Fermo il respiro, mentre l'inverno dolce
accarezza il viso del ragazzo che si e' fatto uomo.
Le stagioni non seguono più la danza dei colori
in un mondo che muta velocemente,
mentre io resto qui sospeso nel mio senso di inquietudine.
Amaro e salato il sapore della vita che come onda va e viene,
mentre un pensiero di passione danza
sospinto dal profumo buono di te,
che ti prendi cura dei miei capelli arruffati
e piano accarezzi la mia barba incolta.
La vita è un lampo,
un grido di luce nella notte dell'infinito.

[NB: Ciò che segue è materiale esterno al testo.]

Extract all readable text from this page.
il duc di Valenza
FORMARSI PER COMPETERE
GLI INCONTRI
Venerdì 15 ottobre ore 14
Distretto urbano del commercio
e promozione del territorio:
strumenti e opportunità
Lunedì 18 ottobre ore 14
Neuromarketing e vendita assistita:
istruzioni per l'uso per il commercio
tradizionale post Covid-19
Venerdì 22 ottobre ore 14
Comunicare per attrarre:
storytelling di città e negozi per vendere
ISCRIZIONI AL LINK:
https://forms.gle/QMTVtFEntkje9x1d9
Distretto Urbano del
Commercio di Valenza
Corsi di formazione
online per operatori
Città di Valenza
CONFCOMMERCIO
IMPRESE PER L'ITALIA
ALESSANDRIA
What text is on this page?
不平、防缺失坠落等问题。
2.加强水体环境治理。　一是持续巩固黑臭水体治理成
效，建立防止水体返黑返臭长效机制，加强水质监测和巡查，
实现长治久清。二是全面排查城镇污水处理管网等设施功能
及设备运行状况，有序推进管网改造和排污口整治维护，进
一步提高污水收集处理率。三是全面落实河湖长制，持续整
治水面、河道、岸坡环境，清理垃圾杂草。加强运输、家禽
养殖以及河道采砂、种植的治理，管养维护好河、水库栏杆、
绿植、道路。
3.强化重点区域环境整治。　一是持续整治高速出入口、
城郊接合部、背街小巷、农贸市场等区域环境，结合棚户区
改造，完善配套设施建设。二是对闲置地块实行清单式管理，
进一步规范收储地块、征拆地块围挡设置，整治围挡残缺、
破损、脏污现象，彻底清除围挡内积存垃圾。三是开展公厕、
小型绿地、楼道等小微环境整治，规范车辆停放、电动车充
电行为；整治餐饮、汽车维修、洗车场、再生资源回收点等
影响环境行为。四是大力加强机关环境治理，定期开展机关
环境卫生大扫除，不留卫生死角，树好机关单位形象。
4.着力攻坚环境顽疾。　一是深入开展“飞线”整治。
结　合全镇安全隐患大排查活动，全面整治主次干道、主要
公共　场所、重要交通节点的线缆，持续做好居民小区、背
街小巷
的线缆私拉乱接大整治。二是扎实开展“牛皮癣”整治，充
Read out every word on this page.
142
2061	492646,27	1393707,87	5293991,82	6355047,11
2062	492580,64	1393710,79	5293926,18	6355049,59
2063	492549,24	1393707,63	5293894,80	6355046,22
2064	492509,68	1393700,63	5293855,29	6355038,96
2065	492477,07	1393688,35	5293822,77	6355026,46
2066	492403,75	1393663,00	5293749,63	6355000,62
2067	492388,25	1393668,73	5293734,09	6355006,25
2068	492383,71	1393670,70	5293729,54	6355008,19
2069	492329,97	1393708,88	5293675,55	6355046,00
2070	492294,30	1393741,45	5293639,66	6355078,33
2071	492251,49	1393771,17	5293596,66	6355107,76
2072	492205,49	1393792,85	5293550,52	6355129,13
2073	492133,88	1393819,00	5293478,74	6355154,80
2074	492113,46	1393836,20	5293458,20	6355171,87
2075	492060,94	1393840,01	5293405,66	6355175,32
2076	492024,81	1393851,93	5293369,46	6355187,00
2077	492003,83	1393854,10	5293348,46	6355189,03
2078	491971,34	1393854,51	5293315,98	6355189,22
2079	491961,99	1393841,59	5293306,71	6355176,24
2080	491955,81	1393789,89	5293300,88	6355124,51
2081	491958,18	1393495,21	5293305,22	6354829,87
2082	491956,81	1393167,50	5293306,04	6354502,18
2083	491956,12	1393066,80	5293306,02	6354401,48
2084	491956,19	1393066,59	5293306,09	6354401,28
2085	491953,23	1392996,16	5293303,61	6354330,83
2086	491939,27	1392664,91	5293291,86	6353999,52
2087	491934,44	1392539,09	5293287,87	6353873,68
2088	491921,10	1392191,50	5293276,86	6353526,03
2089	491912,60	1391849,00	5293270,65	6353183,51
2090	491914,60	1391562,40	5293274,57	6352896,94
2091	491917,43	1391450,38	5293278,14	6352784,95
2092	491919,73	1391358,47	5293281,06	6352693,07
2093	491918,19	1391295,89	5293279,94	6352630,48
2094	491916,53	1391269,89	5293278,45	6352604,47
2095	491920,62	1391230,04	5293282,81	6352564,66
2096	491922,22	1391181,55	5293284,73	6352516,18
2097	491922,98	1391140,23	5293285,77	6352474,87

Ci sono domande senza risposta,
non importa, in questo viaggio ricordiamoci
di portare una stella e un fiore tra le mani.
La notte arriva sempre
proprio quando non la pensiamo,
non bisogna pensare, bisogna vivere.
Il mondo fuori dalle nostre finestre
si perde in un sussulto di odio,
si raggomitola su stesso
mentre un braccio si leva al cielo
chiedendo Misericordia.
Il nostro balbettare d'amore si fa eco forte
potente come il respiro che si perde in una valle infinita
circondato di sogni e nuvole.
Mattino malinconico,
comincia la sua discesa verso sera,
solo allora  potrò ritrovare le tue mani,
alla Luce di una candela sospireremo d'amore
certi che il nostro essere e'  più forte del destino.